I want you to take a good, long look at this man.


This is Nick Nolte, and it's about damn time everyone starts appreciating how badass this motherfucker is. You ever heard of Cape Fear? Badass movie, I don't give a damn that it was a remake from the Gregory Peck version (who is also badass), if you haven't seen it yet then go see it right now, I don't care how you do it, just get that shit done.

Now, let me just say that I personally have experience in knowing the awesomeness of this man; last summer I was an extra in the soon to be Oscar winning film called Warrior, which I'm sure will gross at LEAST 600 billion dollars. Mr. Nolte does it all, he's drunk in public all the damn time to the point that he needs to ask people he's never met for buckets just to withhold the possible puke he may soon produce, he hits on women young enough to be his granddaughter with a magnificent display of complete indifference, and he wears a damn fine yellow jacket.

Some may point to the fact that he's been arrested for drunk driving as a reason that he's not that good of a guy, and certainly not a holy being of any sort.

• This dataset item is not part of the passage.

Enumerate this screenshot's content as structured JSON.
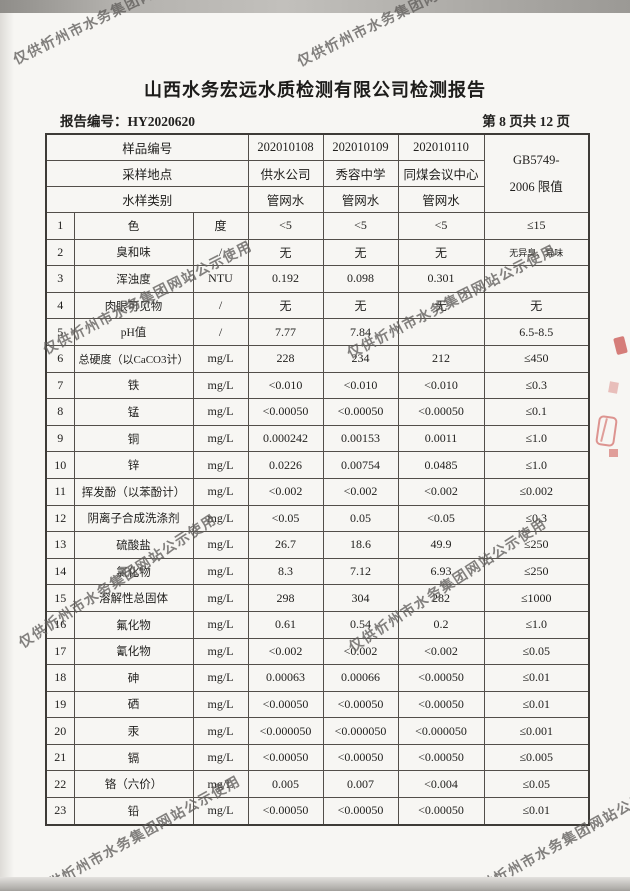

Well, to that I say, let he who hath never sinned cast the first stone. Everyone makes mistakes. Even Jesus didn't get everything right Himself... during a dinner party he turned water into wine. Fuck that, he should've turned that shit into Pabst Blue Ribbon!

If anyone needs any further proof of how awesome Nick Nolte is, look no further than the DUI report that he was charged with. Tests that he took afterwards said that he was under the influence of date rape drugs at the time, to which he responded that he "has been taking it for four years and never been raped." Warrior. Champion. Nolte.